Perhaps Green’s key experience in Thrust SSC was what he described as “hitting a wall” as the vehicle reached its 763mph maximum speed. The engineers named the phenomenon ‘spray friction’. As Thrust SSC accelerated, a huge shock wave was created that ‘exploded’ the surface of the desert under the vehicle. The resultant plume of debris caused huge drag, preventing it from gaining more speed.
It is why the 13.5-metre-long Bloodhound is a svelte machine with a relatively small footprint, outboard rear wheels and an upright rear end. This design should prevent the car from sucking up the desert and ejecting the debris in its wake.

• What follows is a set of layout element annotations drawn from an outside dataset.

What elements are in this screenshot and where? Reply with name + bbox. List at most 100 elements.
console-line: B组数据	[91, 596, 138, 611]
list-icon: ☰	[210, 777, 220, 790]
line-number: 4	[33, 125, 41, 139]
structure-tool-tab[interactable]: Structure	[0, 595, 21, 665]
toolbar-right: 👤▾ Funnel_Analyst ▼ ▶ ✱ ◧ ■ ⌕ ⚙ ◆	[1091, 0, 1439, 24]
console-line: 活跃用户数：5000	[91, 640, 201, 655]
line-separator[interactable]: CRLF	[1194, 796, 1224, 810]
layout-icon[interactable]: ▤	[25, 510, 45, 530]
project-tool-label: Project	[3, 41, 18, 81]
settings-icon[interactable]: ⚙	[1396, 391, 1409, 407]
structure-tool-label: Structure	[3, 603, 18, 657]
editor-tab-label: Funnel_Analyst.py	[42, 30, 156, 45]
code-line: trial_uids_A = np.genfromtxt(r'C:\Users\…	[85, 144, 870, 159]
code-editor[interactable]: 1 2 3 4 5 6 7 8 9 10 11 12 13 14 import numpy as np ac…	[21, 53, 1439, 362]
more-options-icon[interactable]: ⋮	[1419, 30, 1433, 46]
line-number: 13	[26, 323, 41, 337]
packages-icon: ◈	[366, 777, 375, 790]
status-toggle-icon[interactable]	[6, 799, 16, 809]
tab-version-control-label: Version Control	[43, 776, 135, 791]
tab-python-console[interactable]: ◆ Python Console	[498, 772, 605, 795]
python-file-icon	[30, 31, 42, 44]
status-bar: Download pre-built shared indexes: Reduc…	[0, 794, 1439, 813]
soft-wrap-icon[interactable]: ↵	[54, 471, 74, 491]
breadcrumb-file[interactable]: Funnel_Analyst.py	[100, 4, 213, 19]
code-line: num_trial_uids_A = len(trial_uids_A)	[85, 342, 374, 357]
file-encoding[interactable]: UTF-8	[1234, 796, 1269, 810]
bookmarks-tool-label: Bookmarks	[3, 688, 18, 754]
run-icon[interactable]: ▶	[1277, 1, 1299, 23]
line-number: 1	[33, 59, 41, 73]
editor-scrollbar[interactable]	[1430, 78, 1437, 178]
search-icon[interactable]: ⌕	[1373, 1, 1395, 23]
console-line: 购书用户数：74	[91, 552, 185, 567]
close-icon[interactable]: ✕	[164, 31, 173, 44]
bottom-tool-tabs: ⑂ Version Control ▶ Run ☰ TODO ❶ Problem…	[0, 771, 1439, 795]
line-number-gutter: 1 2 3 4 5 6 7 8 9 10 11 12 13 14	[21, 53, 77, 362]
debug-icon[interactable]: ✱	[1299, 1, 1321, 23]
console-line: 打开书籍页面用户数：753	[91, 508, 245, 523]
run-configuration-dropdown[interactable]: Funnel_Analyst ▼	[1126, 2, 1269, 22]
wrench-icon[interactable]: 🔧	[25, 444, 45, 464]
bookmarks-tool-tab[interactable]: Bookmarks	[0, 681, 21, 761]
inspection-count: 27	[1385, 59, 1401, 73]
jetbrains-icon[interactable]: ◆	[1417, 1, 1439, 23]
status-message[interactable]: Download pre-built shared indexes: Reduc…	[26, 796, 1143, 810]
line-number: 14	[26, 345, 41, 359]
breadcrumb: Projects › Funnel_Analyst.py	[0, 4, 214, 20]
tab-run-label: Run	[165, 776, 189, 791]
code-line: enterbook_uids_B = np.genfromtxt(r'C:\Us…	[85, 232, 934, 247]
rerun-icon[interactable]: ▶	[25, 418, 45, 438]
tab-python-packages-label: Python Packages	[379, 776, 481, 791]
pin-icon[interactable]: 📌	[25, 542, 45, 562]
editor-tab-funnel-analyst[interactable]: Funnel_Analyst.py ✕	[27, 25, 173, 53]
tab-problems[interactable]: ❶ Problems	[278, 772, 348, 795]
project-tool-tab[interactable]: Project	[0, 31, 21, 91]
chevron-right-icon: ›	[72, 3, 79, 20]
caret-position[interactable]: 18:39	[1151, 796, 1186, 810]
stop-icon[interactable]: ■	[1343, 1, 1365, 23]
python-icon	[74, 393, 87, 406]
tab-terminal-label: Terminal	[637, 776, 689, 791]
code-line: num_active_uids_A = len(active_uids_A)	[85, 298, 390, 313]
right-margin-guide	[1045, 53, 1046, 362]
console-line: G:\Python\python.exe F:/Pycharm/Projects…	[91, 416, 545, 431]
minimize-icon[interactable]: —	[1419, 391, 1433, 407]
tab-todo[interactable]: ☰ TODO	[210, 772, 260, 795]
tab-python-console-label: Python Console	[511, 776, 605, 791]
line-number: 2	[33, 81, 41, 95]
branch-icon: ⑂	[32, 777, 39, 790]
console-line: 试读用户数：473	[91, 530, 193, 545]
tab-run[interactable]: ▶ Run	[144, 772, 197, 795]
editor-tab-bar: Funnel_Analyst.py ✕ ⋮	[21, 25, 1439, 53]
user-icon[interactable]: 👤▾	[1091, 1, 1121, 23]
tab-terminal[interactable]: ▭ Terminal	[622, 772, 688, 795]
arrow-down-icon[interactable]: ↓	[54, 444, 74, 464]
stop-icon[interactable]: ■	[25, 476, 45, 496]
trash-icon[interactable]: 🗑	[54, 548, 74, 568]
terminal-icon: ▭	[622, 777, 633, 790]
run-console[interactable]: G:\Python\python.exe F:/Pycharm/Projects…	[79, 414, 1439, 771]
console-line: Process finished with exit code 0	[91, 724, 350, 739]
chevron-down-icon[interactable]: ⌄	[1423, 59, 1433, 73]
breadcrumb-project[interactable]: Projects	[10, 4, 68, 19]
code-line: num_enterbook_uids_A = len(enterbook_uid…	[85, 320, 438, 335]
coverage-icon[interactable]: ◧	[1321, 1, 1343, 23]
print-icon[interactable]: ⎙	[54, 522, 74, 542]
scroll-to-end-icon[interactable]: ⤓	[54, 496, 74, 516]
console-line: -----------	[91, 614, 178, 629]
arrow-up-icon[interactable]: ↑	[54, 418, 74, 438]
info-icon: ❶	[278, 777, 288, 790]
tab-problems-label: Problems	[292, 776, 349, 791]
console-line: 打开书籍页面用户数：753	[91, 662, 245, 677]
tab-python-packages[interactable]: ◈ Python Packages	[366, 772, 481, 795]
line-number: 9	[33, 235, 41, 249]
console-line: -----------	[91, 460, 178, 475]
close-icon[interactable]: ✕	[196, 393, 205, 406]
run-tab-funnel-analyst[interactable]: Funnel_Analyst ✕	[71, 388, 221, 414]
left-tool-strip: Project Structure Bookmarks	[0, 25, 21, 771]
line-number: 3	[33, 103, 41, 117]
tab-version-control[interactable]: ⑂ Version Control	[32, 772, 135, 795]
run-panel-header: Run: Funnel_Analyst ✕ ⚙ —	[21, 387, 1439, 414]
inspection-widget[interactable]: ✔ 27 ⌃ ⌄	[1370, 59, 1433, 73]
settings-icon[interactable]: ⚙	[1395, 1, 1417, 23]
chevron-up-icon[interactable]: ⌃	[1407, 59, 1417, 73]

That can only be a good thing, because Green needs as little to worry about as possible. Once the jet engine gets him up to around 350mph, Green will light up the rocket, which should run Bloodhound to 1000mph in just20 seconds. Then he has to slow back to a standstill without losing control or running out of track.
Green has designed the cockpit’s layout himself. The days of radial dials are long gone, with Green opting instead for a pair of flat-panel displays. In basic terms, he says, “the right-hand panel deals with power and acceleration and the left-hand panel with stopping”.
The right-hand readouts include information on fuel loads, tank pressures, the state of the Jaguar V8-powered pump used to drive hydrogen peroxide into the rocket booster, and oil temperatures. “Visually,” he says, “the view is right to left.”
The left-hand readout covers the braking system in all three of its forms: air brakes, parachute and wheel braking. The central display – which Green thinks he will be looking at for 90 per cent of his high-speed run – is a dial, but that makes it easy to read off the Bloodhound’s speed and Mach number.
If you look closely, you can see a small triangle on the edge of the central dial. This moves around in real time, helping Green to calculate when the parachute can be safely deployed. This is at around 600mph, after the air brakes (800mph), but before the wheel brakes (200mph).
And the two big, rather traditional-looking Rolex dials? They’re not just branded jewellery, says Green. The one on the left is a GPS-governed speedo, which has its own power supply. Should the cockpit lose power and the other instruments die, he will be able to use the Rolex – combined with his huge command of mathematics – to calculate his complex deceleration routine.
The next step is a test-firing of Bloodhound’s rocket, in Norway. Green, meanwhile, is focusing on his own preparations, which involves taking to the skies in an aeroplane.
It’s the only way he can simulate the g-forces he’ll experience when he gets up to speed in South Africa.